Forbes discusses the way in which local communities articulate their archaeological landscape and how it often differs from the interest of national or foreign archaeologists. He cites Susan Sutton’s description of the communities around the archaeological site of Nemea who associated more closely with a cave in a nearby hill that they relate to the den of the Nemean lion. Methanites likewise recognize the antiquity of a cave set high on the slopes of the volcanic peninsula, and Forbes notes that these natural features often provide points of reference in the landscape that allow local communities to establish regionally meaningful archaeological identities.

This article caught my attention for two reasons. First, on the Western Argolid Regional Project this summer we documented a fortification associated with the Greek War of Independence. Without getting into too much detail, graffiti festooned a number of parts of this rather visible fortification allowing individuals to locate their names within the archaeological landscape. This linked the nearby community of Lyrkeia very closely to a historical place. It is interesting to note that the nearby ancient ruins did not attract similar attention.
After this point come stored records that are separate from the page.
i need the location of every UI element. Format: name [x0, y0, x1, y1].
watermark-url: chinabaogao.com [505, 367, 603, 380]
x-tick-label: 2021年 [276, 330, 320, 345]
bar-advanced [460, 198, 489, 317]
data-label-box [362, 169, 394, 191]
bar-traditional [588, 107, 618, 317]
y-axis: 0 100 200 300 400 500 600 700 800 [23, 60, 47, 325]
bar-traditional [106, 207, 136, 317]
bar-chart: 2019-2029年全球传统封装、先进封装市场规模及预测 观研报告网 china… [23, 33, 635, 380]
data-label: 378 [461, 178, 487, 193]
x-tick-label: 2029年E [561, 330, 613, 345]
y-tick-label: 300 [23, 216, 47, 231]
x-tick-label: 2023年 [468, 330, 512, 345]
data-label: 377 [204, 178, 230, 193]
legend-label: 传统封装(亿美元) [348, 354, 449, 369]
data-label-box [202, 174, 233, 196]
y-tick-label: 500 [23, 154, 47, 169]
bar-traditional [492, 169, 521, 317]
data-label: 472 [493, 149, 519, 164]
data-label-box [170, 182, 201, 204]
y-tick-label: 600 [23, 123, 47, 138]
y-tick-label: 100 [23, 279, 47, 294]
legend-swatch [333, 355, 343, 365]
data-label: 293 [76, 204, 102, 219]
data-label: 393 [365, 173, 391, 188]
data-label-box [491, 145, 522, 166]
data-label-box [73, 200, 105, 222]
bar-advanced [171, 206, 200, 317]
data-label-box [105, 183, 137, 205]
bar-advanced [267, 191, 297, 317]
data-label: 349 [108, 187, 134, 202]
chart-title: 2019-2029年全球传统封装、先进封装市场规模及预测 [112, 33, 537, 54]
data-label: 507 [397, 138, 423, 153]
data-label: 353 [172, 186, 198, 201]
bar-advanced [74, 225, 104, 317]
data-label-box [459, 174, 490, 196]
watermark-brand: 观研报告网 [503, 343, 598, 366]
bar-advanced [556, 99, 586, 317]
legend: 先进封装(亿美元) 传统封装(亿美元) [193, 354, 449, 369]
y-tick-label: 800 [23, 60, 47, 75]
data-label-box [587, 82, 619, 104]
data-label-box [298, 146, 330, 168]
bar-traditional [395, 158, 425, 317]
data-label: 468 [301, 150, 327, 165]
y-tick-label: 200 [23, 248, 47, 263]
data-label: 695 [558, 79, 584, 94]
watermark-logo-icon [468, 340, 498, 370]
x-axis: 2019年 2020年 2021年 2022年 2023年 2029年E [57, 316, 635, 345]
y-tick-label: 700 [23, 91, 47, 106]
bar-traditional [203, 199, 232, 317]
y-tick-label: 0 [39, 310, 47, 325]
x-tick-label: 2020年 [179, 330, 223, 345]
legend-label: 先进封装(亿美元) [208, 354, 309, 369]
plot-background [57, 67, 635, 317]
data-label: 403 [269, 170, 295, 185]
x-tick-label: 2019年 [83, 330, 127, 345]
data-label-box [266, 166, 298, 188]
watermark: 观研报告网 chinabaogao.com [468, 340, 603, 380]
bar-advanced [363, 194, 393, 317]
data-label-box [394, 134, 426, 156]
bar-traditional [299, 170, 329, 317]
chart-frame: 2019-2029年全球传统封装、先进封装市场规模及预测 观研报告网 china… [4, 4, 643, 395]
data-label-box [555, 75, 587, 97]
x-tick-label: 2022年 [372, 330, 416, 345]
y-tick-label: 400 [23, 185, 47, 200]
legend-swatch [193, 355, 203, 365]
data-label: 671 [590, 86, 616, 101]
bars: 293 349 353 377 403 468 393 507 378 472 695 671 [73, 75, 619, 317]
The fort on Methana will also be a useful point of architectural comparison for our fortification in the Argolid although our fortress has far less august a historical pedigree. 

I was also interested in reading that Forbes did not mention the inventio story associated with the church of St. Barbara. According to Forbes’ monograph on Methana, a local resident had a dream which led the villagers to excavate and discover the bones of St. Barbara and St. Juliana who helped protect the island from the influenza epidemic in the early 20th century. I’ve blogged about it here. What’s interesting about this story is that it presents indigenous archaeology as more than simply the recognition of ruins or sites by a community, but the actual excavation of sites of particular significance. As Arvanitika speakers and Greek speakers in Greece share the Orthodox faith, it is significant that both communities have used these same methods to create locally meaningful archaeological landscapes (if not in the strictly scientific sense) that resonate with national narratives emphasizing the Orthodox (and Byzantine) roots of the Greek nation. This narrative is distinct from the national narrative that privileges Classical antiquity, and perhaps provides another alternate space for the forging of historically significant national identities.